The SEC will revisit rules for executive stock sales, Chairman Gary Gensler said Monday at the virtual CFO Network Summit.
Mr. Gensler has asked Securities and Exchange Commission staff for recommendations for updating the rules allowing corporate insiders to buy and sell stock, he said.
The 20-year-old rules allow for stock trading by corporate executives and directors through trading plans that limit them to open trading windows and are adopted in good faith. Those plans "have led to real cracks in our insider trading regime," Mr. Gensler said.
One of his concerns is the lack of a cooling-off period before a trade, which could provide a loophole to participate in insider trading. A proposed mandate for at least four months of cooling off has had bipartisan support, he said.
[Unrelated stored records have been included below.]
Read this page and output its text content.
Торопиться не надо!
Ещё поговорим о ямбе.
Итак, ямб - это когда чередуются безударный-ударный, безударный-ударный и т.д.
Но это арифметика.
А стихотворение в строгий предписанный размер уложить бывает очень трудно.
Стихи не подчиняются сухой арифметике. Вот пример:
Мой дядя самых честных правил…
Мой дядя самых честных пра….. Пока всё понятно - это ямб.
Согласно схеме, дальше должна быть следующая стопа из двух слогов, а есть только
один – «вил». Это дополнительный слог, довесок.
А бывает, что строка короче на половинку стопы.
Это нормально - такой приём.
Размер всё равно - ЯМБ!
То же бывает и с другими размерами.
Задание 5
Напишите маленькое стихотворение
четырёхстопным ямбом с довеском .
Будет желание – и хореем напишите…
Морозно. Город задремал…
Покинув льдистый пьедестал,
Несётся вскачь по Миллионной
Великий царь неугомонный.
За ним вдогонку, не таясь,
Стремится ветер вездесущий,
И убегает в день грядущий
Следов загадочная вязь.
Having no limitations on when the trading plans can be canceled lets insiders do so when they have material nonpublic information and "seems upside-down to me," because it could be "as economically significant as carrying out an actual transaction," he said.
There should also be mandatory disclosure requirements for stock trading plans — and limits on the number of such plans, Mr. Gensler said. Also, SEC staff will consider other reforms, including how such trading intersects with share buybacks.
As SEC staff revisit the so-called 10b-5-1 plan rules, they "will use all of the tools in our toolbox to ensure we are identifying and punishing abuses of 10b5-1 plans," and insiders not acting in good faith cannot use those plans to defend against insider trading charges, he said.
"Anytime we can increase investor confidence in the markets, that's a good thing," Mr. Gensler said. "It helps both investors and businesses seeking to raise capital, grow and innovate."